L’inclassable Olivia Ruiz est de retour avec un disque à son image, juste et sincère. Rencontre...
Cet album, c’est vous, c’est différent de tout ce qu’on entend. Vous assumez de nager à contre-courant?
“C’est ce que j’ai toujours fait. Il y a 10 ans, je n’en étais peut-être pas consciente. Je n’avais pas assez de recul. Mais quand je regarde dans le rétro, effectivement, je n’en ai toujours fait qu’à ma tête. Je me souviens, après la Star Ac’, il y a plein de chansons qui nous attendaient, on nous proposait de travailler avec tel ou tel compositeur à la mode, et j’ai refusé. Des auteurs hyper connus m’avaient fait des morceaux qui m’auraient permis d’aller tout de suite sur un truc très ‘grand public’ et je leur ai dit ‘non’. Pour aller voir d’autres artistes qui ne voulaient pas de moi parce qu’ils avaient vu la Star Academy et qu’ils trouvaient que c’était de la télé poubelle. Quand j’y repense, je me dis que j’étais courageuse pour une gamine provinciale qui débarquait dans une ville et dans un milieu qu’elle ne connaissait pas… ou alors, j’étais inconsciente (rires). Je savais, en tout cas, que je ne serais jamais un mouton. Je suis née désobéissante. C’est malheureux, mais je ne peux pas lutter contre.”

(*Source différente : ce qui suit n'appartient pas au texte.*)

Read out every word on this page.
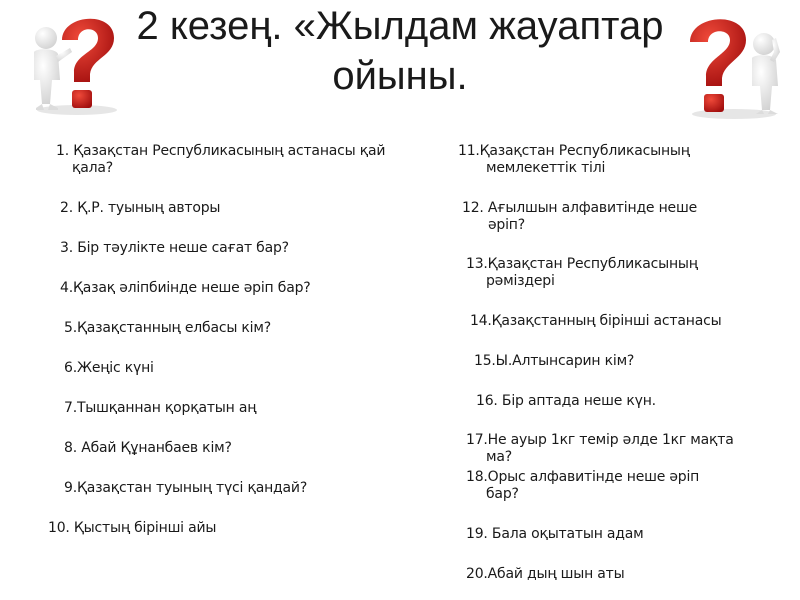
2 кезең. «Жылдам жауаптар
ойыны.
1. Қазақстан Республикасының астанасы қай
қала?
2. Қ.Р. туының авторы
3. Бір тәулікте неше сағат бар?
4.Қазақ әліпбиінде неше әріп бар?
5.Қазақстанның елбасы кім?
6.Жеңіс күні
7.Тышқаннан қорқатын аң
8. Абай Құнанбаев кім?
9.Қазақстан туының түсі қандай?
10. Қыстың бірінші айы
11.Қазақстан Республикасының
мемлекеттік тілі
12. Ағылшын алфавитінде неше
әріп?
13.Қазақстан Республикасының
рәміздері
14.Қазақстанның бірінші астанасы
15.Ы.Алтынсарин кім?
16. Бір аптада неше күн.
17.Не ауыр 1кг темір әлде 1кг мақта
ма?
18.Орыс алфавитінде неше әріп
бар?
19. Бала оқытатын адам
20.Абай дың шын аты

Vous avez longtemps refusé de participer aux retrouvailles de la Star Ac’. Qu’est-ce qui vous a poussée à y retourner cette année?
“23 ans que je dis que je n’irai pas! J’avais gardé une colère contre la Star Ac’, contre le manque d’accompagnent à la sortie. À l’époque, ça a été un phénomène intersidéral. On était regardés par 15 millions de téléspectateurs, pas 4. Les gens m’arrachaient les cheveux dans la rue. C’était d’une violence infinie, c’était tellement dur à gérer et on était seuls face à tout ça. Après 6 mois, plus personne ne vous répondait au téléphone. Moi, comme je n’ai pas la télé, j’étais restée là-dedans. Nikos et le nouveau producteur du programme m’ont juré qu’ils faisaient plus gaffe aujourd’hui, que les candidats étaient suivis par un thérapeute. Alors, j’ai regardé une quotidienne et j’ai craqué sur les petits. Clairement, c’est ça qui m’a décidée. Je les ai trouvés très mignons, très humbles. Les liens entre eux, ça m’a rappelé nous. Donc, j’ai dit ‘ok’.”
Et une fois sur place?
“C’était tout sauf simple. Ça a fait remonter les peines de cœur même si je suis contente d’y avoir été au final. C’était comme si Patrice, Jessica et les autres s’étaient glissés sous ma chemise. Et puis, les 2 producteurs qui m’ont fait le plus de mal ne font plus partie du programme, donc… Ces 2 types qui m’ont forcée à porter des maillots de bain sur le prime parce qu’ils trouvaient que j’étais la seule candidate assez fine. Et que donc, c’était moi qu’il fallait dénuder pour appâter le chaland. En leur présence, je n’y serais jamais retournée, ça c’est sûr.”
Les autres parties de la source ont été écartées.